17.09.2012, 09:39 Uhr | FUSSBALL.DE

Die Nerven von Tim Wiese lagen in Freiburg blank (Quelle: imago)

Die Nerven von Tim Wiese lagen in Freiburg blank (Quelle: imago)

Tim Wiese war bedient. Der Kapitän und Neuzugang von 1899 Hoffenheim verließ nach der vierten Pleite im vierten Pflichtspiel angefressen und wortlos den Rasen. Zuvor hatte Wiese kräftig Mitschuld an der 3:5 (1:2)-Pleite seiner Elf beim SC Freiburg. Gleich bei zwei Gegentreffern in der hektischen Schlussphase griff der 30-Jährige daneben. Sowohl beim 2:3 durch Fallou Diagne als auch beim 3:4 durch Cedrick Makiadi flog der Keeper des Tabellenletzten an einer Flanke vorbei und ermöglichte den Freiburgern so den Sieg.

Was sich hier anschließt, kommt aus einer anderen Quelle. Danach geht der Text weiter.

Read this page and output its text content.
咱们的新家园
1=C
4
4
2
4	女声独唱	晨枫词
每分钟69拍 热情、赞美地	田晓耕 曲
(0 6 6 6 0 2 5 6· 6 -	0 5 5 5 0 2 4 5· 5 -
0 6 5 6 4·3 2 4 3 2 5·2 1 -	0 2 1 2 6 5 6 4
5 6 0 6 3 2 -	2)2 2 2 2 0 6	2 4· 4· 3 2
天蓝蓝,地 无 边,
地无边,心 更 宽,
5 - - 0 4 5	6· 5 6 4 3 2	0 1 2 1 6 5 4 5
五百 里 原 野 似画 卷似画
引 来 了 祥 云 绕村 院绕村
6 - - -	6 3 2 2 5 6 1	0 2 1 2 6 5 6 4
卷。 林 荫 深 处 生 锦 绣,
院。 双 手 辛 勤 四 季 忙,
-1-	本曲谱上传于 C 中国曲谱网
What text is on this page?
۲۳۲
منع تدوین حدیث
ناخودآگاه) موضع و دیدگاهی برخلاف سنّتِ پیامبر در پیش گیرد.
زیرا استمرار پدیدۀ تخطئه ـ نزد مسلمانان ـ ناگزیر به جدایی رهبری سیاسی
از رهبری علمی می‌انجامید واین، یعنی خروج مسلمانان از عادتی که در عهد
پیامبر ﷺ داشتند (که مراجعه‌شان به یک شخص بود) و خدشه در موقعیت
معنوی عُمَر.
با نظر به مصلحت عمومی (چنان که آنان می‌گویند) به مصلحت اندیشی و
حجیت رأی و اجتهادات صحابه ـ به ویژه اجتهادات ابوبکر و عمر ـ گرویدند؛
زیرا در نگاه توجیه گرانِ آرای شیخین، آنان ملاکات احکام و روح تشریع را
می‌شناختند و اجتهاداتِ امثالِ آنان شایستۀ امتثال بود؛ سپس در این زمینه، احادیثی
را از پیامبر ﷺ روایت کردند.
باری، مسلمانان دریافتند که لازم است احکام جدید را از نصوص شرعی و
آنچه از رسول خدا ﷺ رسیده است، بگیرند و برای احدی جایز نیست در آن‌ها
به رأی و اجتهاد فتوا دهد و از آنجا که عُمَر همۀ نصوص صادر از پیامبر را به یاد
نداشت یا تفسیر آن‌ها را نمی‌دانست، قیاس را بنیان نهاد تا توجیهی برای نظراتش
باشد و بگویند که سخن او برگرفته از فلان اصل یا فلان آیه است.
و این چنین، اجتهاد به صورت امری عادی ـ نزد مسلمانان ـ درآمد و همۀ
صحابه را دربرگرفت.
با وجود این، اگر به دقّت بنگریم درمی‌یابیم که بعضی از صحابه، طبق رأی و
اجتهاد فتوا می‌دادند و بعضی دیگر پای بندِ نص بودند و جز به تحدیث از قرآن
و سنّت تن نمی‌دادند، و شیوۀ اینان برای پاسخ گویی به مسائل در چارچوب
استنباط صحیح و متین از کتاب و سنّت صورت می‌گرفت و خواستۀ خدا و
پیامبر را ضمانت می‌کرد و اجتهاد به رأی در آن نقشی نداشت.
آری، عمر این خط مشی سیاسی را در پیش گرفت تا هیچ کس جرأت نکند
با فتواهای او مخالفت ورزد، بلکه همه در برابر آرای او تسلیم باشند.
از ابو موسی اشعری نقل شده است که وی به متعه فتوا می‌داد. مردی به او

Von den SC-Fans wurde Wiese zuvor bereits kräftig verhöhnt: "Wiese, Wiese Ha Ha Ha", skandierten die einheimischen Anhänger, der von Werder Bremen gekommene Schlussmann stand kopfschüttelnd auf dem Rasen. Nach Spielende wollte er sich nicht äußern, floh nach dem Duschen ohne Kommentar in den Mannschaftsbus.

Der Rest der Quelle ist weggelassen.